Marble fire surrounds which have been painted can be stripped using paint removers (but do a test in an inconspicuous area first). Some timber or slate surrounds have been designed to look like marble but wood will feel warmer to the touch. Some stains on marble can be removed using a poultice of fuller’s earth or talc mixed with water. It is best to entrust any more major overhaul of marble chimneypieces to experienced conservators.
Fireplaces were often designed to be lit all day, and have a small fire which would heat the room (and the walls) and provide a long term heat. Many people today will light a fire on rare occasions, or will build the fire up to be ‘roaring’. This can cause damage to both the chimney stack and the surround, and therefore it is advisable to allow the fire to warm the surrounding area, rather than create a rapid heat.
Before checking chimney flues, have them swept first. A good chimney sweep will be able to ’feel’ the condition of the stack or flue and provide you with guidance. Don’t forget, that stoves, either wood, coal or mixed fuel, will also have a flue that requires inspection and cleaning. If the fire is performing badly try raising the fire-bed or fitting a ‘baffle’ at the top of the fireplace opening (such as toughened glass). Regular use of the fire should help as a warm flue draws better than a cold one. A damp flue, such as on an outside wall, will take time to dry-out and warm-up. Some chimney stacks have a cowl or a chimney pot installed. If these need replacing or you are advised that they are required, this will normally require LBC and/or Conservation Area Consent.

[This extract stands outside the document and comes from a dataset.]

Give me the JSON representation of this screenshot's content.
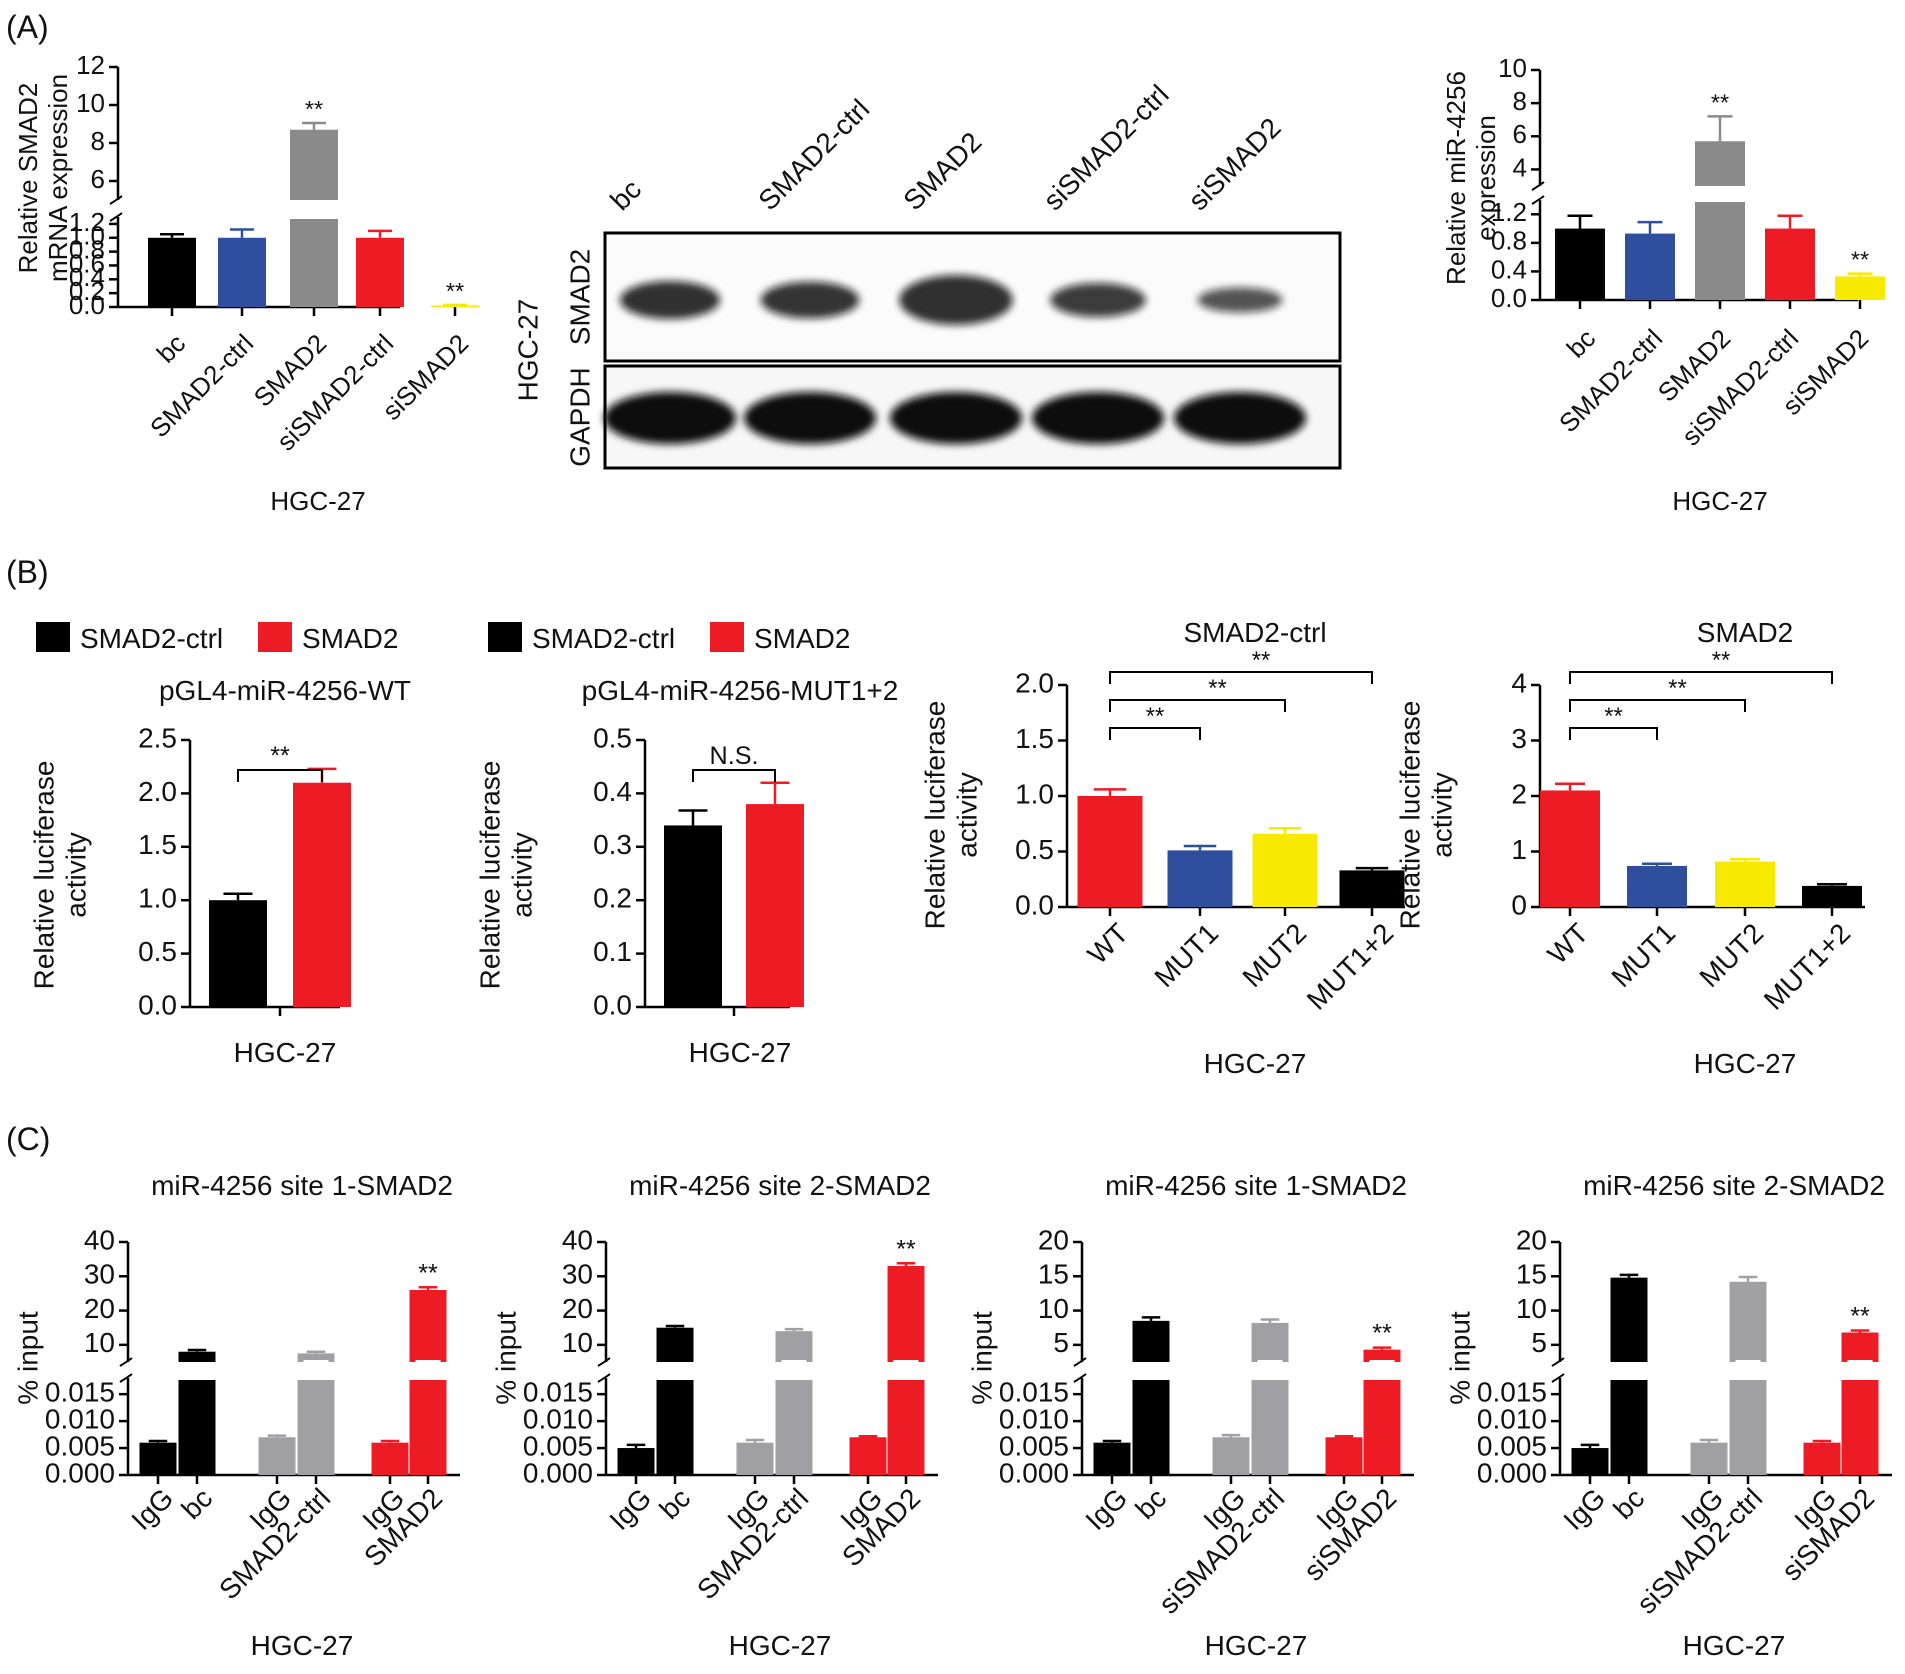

Gases from gas fires can be very corrosive, attacking lime mortar joints in the flue. If using these it is advisable to have the flue filled with a flexible steel liner. With changing legislation, some gas fires or appliances will require a vent or air brick to ensure correct and safe combustion of the gas, this is required by law, but careful consideration should be undertaken where the vent should be installed, and any impact this may have on the character, appearance or significance of your home.
Tiles can be repaired using a copy cut down in size. Matching tiles are available but are often thinner than the historical original so that plaster of Paris may be needed to achieve a level finish. If all the tiles are to be replaced, the entire fireplace should be removed as tiles are fitted from the back.
Painted metal balusters, grates or chimney furniture can be stripped using paint stripper or a heat gun (out of context) while remnants of old paint can be scraped off using a plastic or wooden implement to avoid scratching the metal surface.
If the grate can be taken out, it can be cleaned commercially, for example with controlled abrasive cleaning, and repaired with welding and the replacement of missing parts. There are specialist suppliers who stock parts of old grates. Steel grates were used from Georgian times onward and their restoration is rather a specialist job.